We can do 1, but perhaps someone should post in that forum to see if LastPass
woudl like to do 2?

comment:6 Changed 8 years ago by pde

Resolution: fixed
Status: newclosed

Disabled in master and 1.0, releases coming at the end of bug squashing day.

comment:7 Changed 8 years ago by pde

Hmmm, that stable release didn't happen promptly. And now, I can't reproduce the problem, perhaps because LastPass has modified their code to always use https?

I'm going to release 1.1 stable with LastPass still enabled.
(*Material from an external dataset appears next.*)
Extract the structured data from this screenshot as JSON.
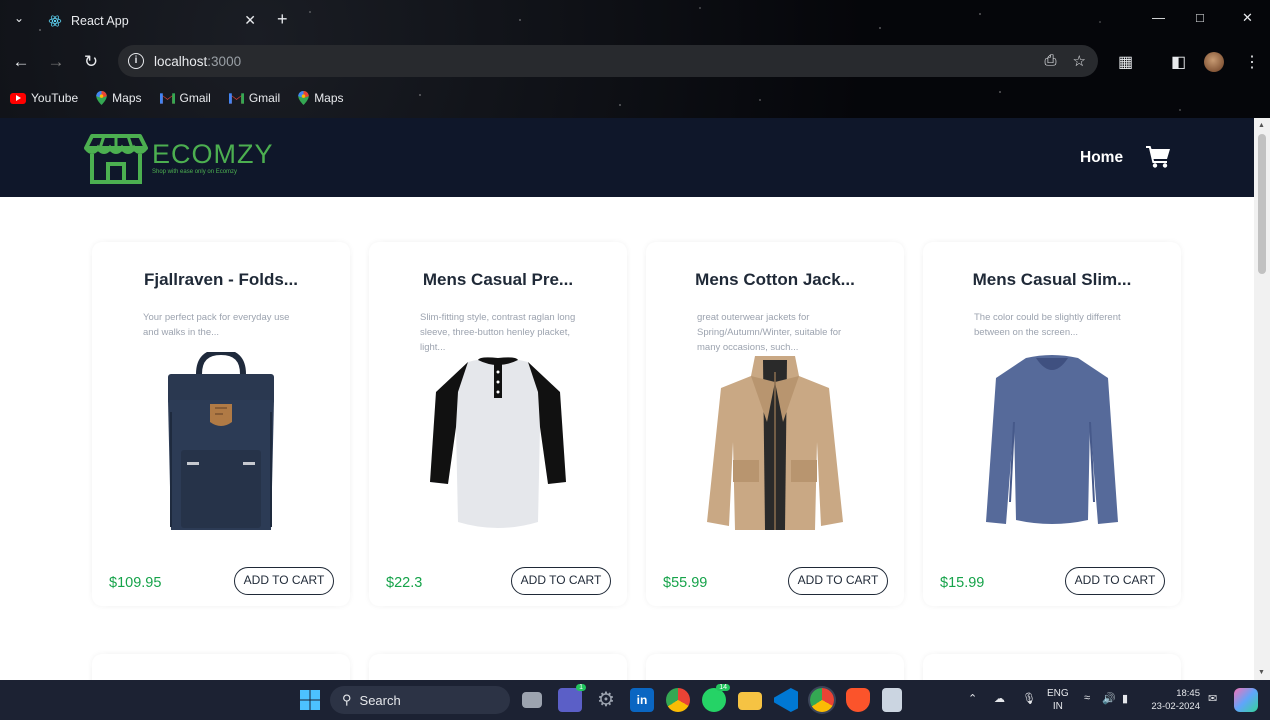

If anyone is still seeing this problem with the latest versions of LastPass, please reopen this bug and I'll disable LastPass for real.

comment:8 Changed 8 years ago by Kaeltis

Resolution: fixed
Status: closedreopened

I still have this problem, running HTTPS-Everywhere 1.1 and LastPass 1.74.0
(even did a complete reinstall of my OS recently)

comment:9 Changed 8 years ago by Bak3d

Login problem still here, using HTTPS-Everywhere 1.1 and LastPass 1.80. Fixed by disabling rule.

LastPass related entries in the Error Console upon launching browser:
0 : namedpipes : lpnp_init : initializing named pipe server
----------
HTTPS Everywhere: Could not check applicable rules for https://lastpass.com/favicon.ico
----------
HTTPS Everywhere: Could not check applicable rules for https://lastpass.com/debug.php
----------
HTTPS Everywhere: Could not check applicable rules for https://lastpass.com/favicon.ico
----------
HTTPS Everywhere: Could not check applicable rules for https://lastpass.com/debug.php
----------
2 : namedpipes : received cmd=pipeinitdone data=<pipeinitdone rc="0"/>
----------
2 : login : Trying to log in offline : obtained key from saved credentials username=*MY-EMAIL-REMOVED*
----------
2 : login : Trying to log in offline : offline before online failed : could not read accounts file

comment:10 Changed 8 years ago by pde

Resolution: fixed
Status: reopenedclosed

The LastPass ruleset was disabled in 1.2.1 and 2.0development.4.

Note: See TracTickets for help on using tickets.